Question

Two bodies of equal masses are placed at heights h and 2h. The ratio of their gravitational potential energies is:
A. 1
B. 2
C. $\dfrac{1}{2}$
D. $\dfrac{1}{4}$

Answer 1

Hint: $U=mgh$ is the relation of gravitational potential energy and the height at which the object is placed.

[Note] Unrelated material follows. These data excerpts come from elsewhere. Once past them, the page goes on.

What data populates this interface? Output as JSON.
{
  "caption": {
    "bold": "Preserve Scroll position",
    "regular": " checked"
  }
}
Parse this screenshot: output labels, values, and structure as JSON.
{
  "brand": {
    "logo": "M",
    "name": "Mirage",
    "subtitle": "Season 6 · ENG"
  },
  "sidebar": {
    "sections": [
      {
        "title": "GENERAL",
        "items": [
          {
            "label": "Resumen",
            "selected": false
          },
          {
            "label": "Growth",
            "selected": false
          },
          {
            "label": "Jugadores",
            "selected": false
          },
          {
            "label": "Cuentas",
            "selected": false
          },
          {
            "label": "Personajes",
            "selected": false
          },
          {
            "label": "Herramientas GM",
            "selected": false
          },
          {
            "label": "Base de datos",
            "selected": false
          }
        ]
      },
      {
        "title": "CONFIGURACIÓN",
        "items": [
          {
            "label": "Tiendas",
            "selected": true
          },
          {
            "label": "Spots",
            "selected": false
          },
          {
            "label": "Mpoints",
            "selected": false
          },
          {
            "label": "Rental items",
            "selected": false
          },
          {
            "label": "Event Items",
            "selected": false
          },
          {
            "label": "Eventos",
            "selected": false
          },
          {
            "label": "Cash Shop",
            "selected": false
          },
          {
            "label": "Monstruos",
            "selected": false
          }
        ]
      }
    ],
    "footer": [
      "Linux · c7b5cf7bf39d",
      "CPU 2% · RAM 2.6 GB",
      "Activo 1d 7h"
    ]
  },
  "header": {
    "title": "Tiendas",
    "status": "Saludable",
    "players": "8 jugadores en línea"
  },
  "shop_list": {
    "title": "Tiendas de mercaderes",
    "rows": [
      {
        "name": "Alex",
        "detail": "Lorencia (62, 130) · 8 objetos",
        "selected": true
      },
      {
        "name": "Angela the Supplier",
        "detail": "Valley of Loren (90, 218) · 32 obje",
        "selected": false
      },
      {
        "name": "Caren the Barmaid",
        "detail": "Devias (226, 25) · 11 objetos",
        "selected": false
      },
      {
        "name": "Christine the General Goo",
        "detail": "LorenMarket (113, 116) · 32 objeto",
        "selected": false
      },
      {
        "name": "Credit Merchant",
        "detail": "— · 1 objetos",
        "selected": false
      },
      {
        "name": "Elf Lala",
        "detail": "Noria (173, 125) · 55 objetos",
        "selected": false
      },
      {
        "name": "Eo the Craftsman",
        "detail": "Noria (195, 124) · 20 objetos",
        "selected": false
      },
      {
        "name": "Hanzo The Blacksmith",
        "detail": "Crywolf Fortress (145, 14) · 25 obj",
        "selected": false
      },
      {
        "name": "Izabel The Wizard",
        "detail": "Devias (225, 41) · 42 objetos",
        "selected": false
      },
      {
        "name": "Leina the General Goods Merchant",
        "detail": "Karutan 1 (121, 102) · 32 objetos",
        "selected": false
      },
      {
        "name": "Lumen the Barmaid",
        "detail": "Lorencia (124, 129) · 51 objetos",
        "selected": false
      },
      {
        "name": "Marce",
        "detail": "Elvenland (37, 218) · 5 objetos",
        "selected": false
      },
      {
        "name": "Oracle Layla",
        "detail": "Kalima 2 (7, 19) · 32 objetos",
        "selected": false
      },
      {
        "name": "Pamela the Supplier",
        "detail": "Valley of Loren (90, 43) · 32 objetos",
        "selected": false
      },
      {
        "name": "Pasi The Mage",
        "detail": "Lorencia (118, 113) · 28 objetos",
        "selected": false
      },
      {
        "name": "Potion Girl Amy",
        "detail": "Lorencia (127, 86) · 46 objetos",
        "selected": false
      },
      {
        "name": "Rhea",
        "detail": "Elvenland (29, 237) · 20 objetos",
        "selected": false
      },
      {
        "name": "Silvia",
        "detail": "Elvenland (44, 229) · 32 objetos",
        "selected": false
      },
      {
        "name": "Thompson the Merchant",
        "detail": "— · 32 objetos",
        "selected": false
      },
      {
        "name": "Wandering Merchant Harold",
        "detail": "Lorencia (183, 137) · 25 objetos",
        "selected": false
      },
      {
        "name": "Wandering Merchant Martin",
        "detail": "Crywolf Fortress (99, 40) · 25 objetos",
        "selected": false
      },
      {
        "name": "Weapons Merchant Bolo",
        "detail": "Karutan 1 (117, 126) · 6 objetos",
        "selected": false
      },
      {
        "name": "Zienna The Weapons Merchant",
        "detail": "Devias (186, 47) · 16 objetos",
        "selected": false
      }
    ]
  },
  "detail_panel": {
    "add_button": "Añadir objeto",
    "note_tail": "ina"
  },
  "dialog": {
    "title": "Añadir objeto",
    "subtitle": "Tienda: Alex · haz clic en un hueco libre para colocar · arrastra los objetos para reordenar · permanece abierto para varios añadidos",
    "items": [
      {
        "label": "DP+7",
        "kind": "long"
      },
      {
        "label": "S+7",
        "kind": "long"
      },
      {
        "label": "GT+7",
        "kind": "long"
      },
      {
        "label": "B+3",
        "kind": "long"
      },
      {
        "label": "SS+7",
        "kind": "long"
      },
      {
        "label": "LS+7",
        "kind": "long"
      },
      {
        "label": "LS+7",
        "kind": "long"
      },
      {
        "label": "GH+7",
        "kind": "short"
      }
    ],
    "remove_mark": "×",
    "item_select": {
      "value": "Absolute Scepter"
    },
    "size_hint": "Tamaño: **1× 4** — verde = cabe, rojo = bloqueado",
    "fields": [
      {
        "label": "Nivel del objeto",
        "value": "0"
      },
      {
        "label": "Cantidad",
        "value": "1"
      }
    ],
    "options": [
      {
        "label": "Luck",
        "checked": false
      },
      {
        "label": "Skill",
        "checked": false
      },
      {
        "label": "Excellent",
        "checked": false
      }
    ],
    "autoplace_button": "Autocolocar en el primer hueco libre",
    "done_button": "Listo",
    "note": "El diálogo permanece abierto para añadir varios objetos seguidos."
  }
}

Complete step by step answer:
The formula of potential energy is;
$U=mgh$, where m is the object, g is the acceleration due to gravity and h is the height at which the object is placed.
Consider two objects of the same mass and places at different heights.
So ${{h}_{1}}$ is the height at which the first body is placed and ${{h}_{2}}$ is the height at which the second body placed.
From this date we can find the potential energy of each body.
Potential energy of first body, ${{U}_{1}}=mg{{h}_{1}}$
Potential energy of second body, ${{U}_{2}}=mg{{h}_{2}}$
Ratio of the potential energy of these two objects will be, $\dfrac{{{U}_{1}}}{{{U}_{2}}}=\dfrac{mg{{h}_{1}}}{mg{{h}_{2}}}$
Here, m and g are constant for two bodies. Thus, $\dfrac{{{U}_{1}}}{{{U}_{2}}}=\dfrac{{{h}_{1}}}{{{h}_{2}}}$
We can assign values to the heights,
As per the given data, ${{h}_{1}}=h$ and ${{h}_{2}}=2h$.
$\dfrac{{{U}_{1}}}{{{U}_{2}}}=\dfrac{h}{2h}$
$\dfrac{{{U}_{1}}}{{{U}_{2}}}=\dfrac{1}{2}$
Hence the ratio of potential energy is $1:2$. Therefore, the option C is correct.

Additional information:
Potential energy is a form of energy by the virtue of the shape or position of the body. Stretched bows, stretched rubber bands are coming under the potential energy. Similarly, an object placed at a height has the potential energy to do work. For this energy gravity of earth is also responsible. It is actually formulated from Newton’s second law of motion.
$\text{Workdone = force }\times \text{ displacement}$
$\text{Force = mass }\\!\\!\times\\!\\!\text{ acceleration}$
$F=mg$, where g is the acceleration due to gravity.
Displacement = h
Therefore, $\text{Workdone = mgh}$
This work done is actually the energy gained by the object and it is known as gravitational potential energy.

Note: The potential energy will increase with the increase of height, since direct relationship of height and potential energy.